Су откопал из сугроба вещмешок, быстро переоделся в белый комбинезон с капюшоном и жестом приказал сделать то же самое напарнику, выросшему из темноты. Тыквенная Голова согласно кивнул, подошел вплотную и протянул Суициду пакет с халвой.
Молодец, - похвалил Су. - Быстро натягивай комбинезон и одевай рюкзак, в нем наша гражданская сменка. Как управишься, ползи за мной.
Су упал в снег и пополз вдоль контрольно-следовой полосы, отделенной от зоны несколькими рядами колючей проволоки.
Сзади натужно сопел Губернатор.
Он дернул Су за ногу и поравнявшись, прошептал:
Кажется, ползем не в тут сторону. Впереди, за забором промзона.
Все нормально, - ответил Су. - Пойдем через промзону. Это самый длинный и трудный путь, но нас там никто не ждет. По ночам промзона пустует и охраняется слабее.
Губернатор стащил рюкзак и начал разворачиваться вспять.
Это все равно, что чесать левое ухо правой рукой. Так придётся дважды миновать ограждение. Чурка с вышки может застукать и срезать из «Калаша». Я возвращаюсь, - прошипел беглец.
Су обхватил его за шею, слегка кольнул заточенным трёхгранным напильником в грудь и похолодел, почувствовав себя зверем, который вот-вот попадет в западню.
«Чему быть, того не миновать», - решил Суицид и приказал напарнику:
Ползи рядом, псятина троекуровская. При любом раскладе, ни тебе, ни мне назад дороги нет. Много знаем. И ты много стоишь.
Уткнувшись головой в колючую проволоку, Су достал кусачки и перекусив несколько звеньев, сделал в заборе узкий проход.
Лезь первым, - подтолкнул он напарника. - Я за тобой. И постараюсь поставить проволоку на место.
Промзона встретила беглецов неприветливо. Слепые окна пустующих цехов смотрели враждебно и подозрительно, а цеха напоминали заброшенные склепы.

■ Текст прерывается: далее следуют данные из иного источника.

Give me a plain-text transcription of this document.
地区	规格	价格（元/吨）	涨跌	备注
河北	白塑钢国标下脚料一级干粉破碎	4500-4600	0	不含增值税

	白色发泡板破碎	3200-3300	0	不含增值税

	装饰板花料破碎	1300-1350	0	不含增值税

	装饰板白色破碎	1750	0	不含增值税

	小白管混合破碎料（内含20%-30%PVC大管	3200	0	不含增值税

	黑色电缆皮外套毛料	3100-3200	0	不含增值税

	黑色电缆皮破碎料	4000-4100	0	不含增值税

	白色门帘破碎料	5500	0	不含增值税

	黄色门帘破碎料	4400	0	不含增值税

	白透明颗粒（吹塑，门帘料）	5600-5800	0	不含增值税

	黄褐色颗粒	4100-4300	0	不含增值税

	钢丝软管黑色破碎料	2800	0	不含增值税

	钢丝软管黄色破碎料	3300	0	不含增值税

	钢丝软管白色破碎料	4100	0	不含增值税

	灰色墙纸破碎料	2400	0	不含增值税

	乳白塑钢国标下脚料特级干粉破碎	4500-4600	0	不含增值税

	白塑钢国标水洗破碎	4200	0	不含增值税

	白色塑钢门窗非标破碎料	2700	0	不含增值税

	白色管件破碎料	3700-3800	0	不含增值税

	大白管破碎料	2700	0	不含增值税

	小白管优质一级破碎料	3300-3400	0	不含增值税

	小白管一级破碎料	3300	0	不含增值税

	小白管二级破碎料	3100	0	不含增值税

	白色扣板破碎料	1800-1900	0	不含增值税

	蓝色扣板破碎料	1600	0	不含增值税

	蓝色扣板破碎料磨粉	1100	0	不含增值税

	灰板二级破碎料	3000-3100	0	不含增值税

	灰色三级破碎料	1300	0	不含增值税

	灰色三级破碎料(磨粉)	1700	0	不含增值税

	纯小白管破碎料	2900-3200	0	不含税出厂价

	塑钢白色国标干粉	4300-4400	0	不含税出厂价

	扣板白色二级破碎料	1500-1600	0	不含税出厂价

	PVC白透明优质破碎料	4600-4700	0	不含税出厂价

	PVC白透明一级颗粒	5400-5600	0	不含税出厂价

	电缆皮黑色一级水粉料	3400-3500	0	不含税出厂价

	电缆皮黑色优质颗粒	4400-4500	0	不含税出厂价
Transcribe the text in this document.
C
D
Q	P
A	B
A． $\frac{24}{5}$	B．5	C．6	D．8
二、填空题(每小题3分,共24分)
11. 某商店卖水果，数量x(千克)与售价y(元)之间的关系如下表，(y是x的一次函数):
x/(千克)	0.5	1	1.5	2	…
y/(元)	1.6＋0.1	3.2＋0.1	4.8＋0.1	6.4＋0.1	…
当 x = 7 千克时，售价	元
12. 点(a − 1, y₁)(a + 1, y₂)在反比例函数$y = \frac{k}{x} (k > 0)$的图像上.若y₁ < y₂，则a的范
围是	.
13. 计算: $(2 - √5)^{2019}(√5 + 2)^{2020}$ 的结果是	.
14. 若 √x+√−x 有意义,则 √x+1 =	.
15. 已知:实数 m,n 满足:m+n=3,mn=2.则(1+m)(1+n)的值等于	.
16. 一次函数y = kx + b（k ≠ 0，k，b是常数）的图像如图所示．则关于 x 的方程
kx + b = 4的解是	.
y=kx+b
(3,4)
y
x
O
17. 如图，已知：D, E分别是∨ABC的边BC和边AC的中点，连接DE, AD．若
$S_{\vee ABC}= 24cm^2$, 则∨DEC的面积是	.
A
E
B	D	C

Сворачивай к тарному цеху, - скомандовал Су. - Прихватим по паре ящиков.
Поравнявшись с бетонным забором, Су прислонил ящики к ограждению, подтянулся и, обдирая руки в кровь, перекусил нижний ряд колючки и спрыгнул обратно.
Вперед, - скомандовал педофилу. - За забором воля или смерть, что почти одно и то же.
Когда беглецы оказались в трех километрах от лагеря, Су достал пакет с халвой, откусил большой кусок, прожевал вместе со снегом и протянул напарнику.